In the present analysis, the results of individual patient data from these two trials were meta-analyzed. The meta-analysis showed no significant beneficial treatment effect on the primary composite outcome (i.e. 24-hour failure to control acute bleeding or failure to prevent clinically significant rebleeding or death within 5 days). However, in the subgroup of patients with active bleeding at endoscopy, recombinant factor VIIa was more effective (primary outcome 17%) compared to placebo (primary outcome 26%; P = 0.049). Similarly, this was seen in the sub-subgroup of patients with active bleeding and cirrhosis with Child-Pugh score >8 (primary outcome in recombinant factor VIIa group 16% versus placebo group 27%; P = 0.023). The authors conclude that their analysis showed a beneficial effect of recombinant factor VIIa on the control of variceal bleeding in cirrhosis, in particular in case of active bleeding and more severe liver cirrhosis.

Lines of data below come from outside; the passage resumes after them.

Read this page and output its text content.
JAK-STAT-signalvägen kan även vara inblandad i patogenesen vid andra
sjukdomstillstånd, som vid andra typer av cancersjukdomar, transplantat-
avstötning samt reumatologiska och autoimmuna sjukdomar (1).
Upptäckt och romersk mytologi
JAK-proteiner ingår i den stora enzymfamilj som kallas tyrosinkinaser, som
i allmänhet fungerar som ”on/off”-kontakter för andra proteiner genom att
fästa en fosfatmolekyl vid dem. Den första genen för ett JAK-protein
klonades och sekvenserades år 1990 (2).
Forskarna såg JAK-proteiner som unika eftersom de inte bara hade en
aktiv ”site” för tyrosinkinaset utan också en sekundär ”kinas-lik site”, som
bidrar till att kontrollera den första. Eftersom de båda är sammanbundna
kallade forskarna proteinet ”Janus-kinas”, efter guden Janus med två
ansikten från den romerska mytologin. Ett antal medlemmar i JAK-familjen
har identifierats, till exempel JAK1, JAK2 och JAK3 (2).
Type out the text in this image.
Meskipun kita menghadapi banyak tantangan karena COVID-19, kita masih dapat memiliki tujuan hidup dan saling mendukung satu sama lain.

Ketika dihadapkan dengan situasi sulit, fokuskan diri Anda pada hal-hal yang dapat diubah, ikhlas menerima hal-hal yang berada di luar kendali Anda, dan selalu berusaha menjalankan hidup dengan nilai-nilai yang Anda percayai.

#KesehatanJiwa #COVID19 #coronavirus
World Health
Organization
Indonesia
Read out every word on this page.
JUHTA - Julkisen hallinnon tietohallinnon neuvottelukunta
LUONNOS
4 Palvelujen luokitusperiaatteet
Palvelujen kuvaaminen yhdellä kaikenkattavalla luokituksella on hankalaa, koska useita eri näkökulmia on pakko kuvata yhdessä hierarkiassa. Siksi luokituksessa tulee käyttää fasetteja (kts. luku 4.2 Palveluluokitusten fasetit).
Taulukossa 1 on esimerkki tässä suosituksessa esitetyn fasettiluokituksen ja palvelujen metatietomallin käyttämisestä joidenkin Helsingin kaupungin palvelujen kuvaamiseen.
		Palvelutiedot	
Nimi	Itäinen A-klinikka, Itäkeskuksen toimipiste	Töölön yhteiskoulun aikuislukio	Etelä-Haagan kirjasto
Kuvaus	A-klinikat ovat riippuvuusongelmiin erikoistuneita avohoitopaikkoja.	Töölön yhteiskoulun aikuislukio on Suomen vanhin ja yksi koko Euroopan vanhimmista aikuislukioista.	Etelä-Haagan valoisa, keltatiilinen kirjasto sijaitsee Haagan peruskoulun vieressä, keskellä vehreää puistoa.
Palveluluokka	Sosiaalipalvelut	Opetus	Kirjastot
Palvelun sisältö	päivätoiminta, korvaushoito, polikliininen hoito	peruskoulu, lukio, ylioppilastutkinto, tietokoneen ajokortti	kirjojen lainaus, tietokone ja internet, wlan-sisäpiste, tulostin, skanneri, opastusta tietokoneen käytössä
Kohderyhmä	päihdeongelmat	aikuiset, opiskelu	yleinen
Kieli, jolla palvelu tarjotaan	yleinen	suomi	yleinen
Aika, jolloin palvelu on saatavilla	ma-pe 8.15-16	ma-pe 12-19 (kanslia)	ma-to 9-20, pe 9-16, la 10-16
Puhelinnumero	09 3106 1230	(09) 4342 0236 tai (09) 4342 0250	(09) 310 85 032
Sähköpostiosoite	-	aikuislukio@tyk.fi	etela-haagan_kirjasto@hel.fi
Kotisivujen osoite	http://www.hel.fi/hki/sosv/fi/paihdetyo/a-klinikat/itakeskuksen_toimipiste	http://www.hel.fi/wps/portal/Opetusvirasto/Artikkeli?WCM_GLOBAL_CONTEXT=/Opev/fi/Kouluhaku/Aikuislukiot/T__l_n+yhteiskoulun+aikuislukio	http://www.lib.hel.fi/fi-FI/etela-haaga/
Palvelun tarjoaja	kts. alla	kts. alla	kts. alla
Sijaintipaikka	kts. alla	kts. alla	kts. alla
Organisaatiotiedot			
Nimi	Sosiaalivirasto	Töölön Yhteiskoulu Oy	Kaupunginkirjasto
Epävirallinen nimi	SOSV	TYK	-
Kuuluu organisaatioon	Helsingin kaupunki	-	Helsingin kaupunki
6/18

I think this conclusion is a bit overstated. The results are based on a subgroup of patients and need prospective validation, especially since the statistical significance is marginal. The authors assert that their results were “highly significant” in the group with more severe cirrhosis; however, it may be debatable whether a P value of 0.02 justifies this statement. Moreover, there were 5 serious thromboembolic events (3 myocardial infarctions and 2 cerebral vascular events) in the recombinant factor VIIa group (1.7%) and none in the placebo group. Also previous studies showed that the use of high dose recombinant factor VIIa in particularly an elderly population was associated with an increased risk of thromboembolic complications. Taken together, it is really premature to advocate the use of recombinant factor VIIa for variceal bleeding in cirrhosis.